Zehn Jahre lang lebte ihre Familie in Armut in Mecklenburg: „Mein Vater ging für uns betteln. Eines Tages sagte ein Bauer zu ihm: ‚Lieber schütte ich die Milch den Schweinen vor, als sie euch zu geben.‘ Das vergesse ich mein Leben lang nicht.“ Mit der Hilfe einer Bekannten gelang in den 60er Jahren die Flucht ins Rheinland. Geldsorgen beschäftigten ihre Eltern aber auch dort weiterhin, so dass Maria trotz ihrer guten Leistungen in der Schule nicht auf ein Gymnasium gehen konnte. Ehemann Konrad findet das nicht schade und lächelt verschmitzt: „Vielleicht wärest du sonst gar nicht in die oberschlesische Tanzgruppe gekommen und wir hätten uns nicht kennengelernt.“ 

Ältere Nachbarinnen betreuten gern die Kinder

Stattdessen absolvierte sie eine Lehre bei „Kaiser's Kaffeegeschäft“ und bekam anschließend die Möglichkeit, in das einst renommierte, inzwischen geschlossene Fachgeschäft „Keramik Weber“ unweit des Gürzenich zu wechseln, wo sie bis zu ihrer Pensionierung blieb. Die Arbeit war jedoch bei Weitem nicht das Einzige Thema im Leben des Paares, das seit der Hochzeit 1967 in der Weimarer Straße lebt: 1968 und 1969 wurden ihre Söhne Michael und Stefan geboren. „Die ersten drei Jahre waren super schön, ein sehr nettes Miteinander“, schwärmt Maria Neubert: „Wir hatten zwei ältere Damen im Haus, die miteinander darum wetteiferten, mir die Jungs abzunehmen und mich deswegen oft fragten: ‚Möchten Sie nicht mal wieder zum Friseur?‘“

Mit dem Umzug in ein anderes Haus in der gleichen Straße 1970 kam erst einmal die Ernüchterung. „Wir stellten Sektgläser auf ein Tablett und wollten von Tür zu Tür gehen, um uns vorzustellen. Aber schon an der ersten Tür sagte uns eine Nachbarin: ‚Das ist bei uns nicht üblich!‘“ Die Regeln waren streng, nur alle sechs Wochen durfte die junge Mutter Windeln und andere Wäsche zum Trocknen aufhängen. Doch zum Glück hatte selbst die unleidlichste Nachbarin eine Enkeltochter im Alter der Söhne der Neuberts, und so brach irgendwann das Eis. Eine andere Nachbarin, die sich über die Geräusche der spielenden Kinder beklagte, bekam von einem unserer Hausmeister eine Ansage: „Er meinte, sie solle an die Zeit denken, als sie selbst einen Hund hatte“, schmunzelt Maria Neubert. Auf der Straße spielten Kinder aus unterschiedlichen Häusern miteinander, und so entstand schließlich auch hier eine neue Gemeinschaft. 

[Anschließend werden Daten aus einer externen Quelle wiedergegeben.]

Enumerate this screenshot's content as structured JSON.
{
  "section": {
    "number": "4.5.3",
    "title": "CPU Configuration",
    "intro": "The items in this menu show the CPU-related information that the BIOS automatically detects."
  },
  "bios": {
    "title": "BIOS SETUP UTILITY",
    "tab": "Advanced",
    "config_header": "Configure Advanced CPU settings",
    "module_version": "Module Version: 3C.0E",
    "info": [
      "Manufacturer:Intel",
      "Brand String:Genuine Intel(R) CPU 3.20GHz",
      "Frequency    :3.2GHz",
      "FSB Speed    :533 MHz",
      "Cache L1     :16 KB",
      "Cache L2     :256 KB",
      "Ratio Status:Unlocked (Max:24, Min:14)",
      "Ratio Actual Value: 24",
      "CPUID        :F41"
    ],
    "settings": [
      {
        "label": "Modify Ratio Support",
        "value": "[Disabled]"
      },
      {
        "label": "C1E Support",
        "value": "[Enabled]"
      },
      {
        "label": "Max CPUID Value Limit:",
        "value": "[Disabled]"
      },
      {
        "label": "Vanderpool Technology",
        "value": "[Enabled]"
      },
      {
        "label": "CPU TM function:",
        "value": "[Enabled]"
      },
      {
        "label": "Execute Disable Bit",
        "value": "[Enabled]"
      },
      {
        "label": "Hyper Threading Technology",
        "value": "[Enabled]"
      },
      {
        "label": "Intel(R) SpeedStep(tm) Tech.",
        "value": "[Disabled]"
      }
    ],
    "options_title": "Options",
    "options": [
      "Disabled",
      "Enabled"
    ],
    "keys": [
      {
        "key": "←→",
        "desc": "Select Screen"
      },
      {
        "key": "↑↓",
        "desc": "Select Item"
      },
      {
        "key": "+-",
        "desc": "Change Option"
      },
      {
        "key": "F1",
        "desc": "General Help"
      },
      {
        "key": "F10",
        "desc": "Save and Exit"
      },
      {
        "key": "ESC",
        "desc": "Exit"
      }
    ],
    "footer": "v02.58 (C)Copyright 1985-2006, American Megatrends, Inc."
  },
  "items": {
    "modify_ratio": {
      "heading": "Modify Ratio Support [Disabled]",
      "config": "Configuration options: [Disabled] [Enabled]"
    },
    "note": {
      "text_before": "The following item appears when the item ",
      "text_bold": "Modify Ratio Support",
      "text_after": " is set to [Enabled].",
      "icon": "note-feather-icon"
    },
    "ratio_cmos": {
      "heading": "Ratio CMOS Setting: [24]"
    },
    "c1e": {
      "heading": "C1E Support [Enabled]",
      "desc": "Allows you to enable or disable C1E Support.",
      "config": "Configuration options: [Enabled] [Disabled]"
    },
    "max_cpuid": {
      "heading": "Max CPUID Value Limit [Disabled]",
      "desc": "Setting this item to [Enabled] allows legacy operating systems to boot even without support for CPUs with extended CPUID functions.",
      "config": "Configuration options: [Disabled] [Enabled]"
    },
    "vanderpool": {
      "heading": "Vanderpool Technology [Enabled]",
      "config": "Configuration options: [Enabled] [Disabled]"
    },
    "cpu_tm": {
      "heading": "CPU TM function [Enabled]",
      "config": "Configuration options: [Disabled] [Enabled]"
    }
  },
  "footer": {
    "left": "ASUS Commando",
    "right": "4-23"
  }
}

Stolz auf den Aktenvermerk: „zu katholisch“

Eine große Rolle spielte im Leben von Konrad und Maria Neubert immer die Kirchengemeinde, denn beide kommen aus sehr gläubigen Familien. Mit Stolz zitiert Konrad Neubert, was er im Nachhinein in einer Akte fand, die von den Nazis über seinen Vater angelegt worden war: „Herr Neubert muss nach dem Krieg ausgerichtet werden, er ist zu katholisch.“ Auch Marias Familie in Mecklenburg-Vorpommern stand unter Beobachtung, weil der Vater dafür bekannt war, seinen christlichen Glauben zu praktizieren. In Köln mussten sie sich darum keine Gedanken machen: Hier war der Einsatz der Eheleute in der Gemeinde St. Theodor und St. Elisabeth sehr willkommen – ob im Pfarrgemeinderat, als Kommunionshelfer, bei den Stunden für die Kommunionskinder, bei den Sternsingern oder, ganz praktisch, bei der Pflege des Kirchgartens. „Die Gemeinde bedeutet uns sehr viel, aber wir denken, dass jetzt die Jugend drankommt“, erklärt Konrad Neubert dazu, dass er und seine Frau sich aus dem aktiven Gemeindeleben ein wenig zurückgezogen haben. „Das Tischgebet gehört bei uns aber immer dazu“, betont seine Frau. 

Beide lieben den Karneval

Neben der Kirchengemeinde war es vor allem der Karneval, der die Neuberts im Stadtteil Wurzeln schlagen ließ. Das ergab sich durch einen Zufall: „Es gab hier im Stadtteil einen Kegelverein. Die haben irgendwann gesagt: Sollen wir nicht mal was mit Karneval machen?“, erinnert sich Maria Neubert. Weder sie noch ihr Mann waren Mitglied im Verein, aber auf die Frage einer Bekannten hin bot sie gerne Hilfe an: Gemeinsam bastelten sie und ihre Freundin Papierblumen, mit denen ein Lastwagen für den Kalker Zug hergerichtet wurde. Als sich daraus 1975 die Gründung der „Fidelen Höhenberger“ ergab, waren Neuberts mit von der Partie.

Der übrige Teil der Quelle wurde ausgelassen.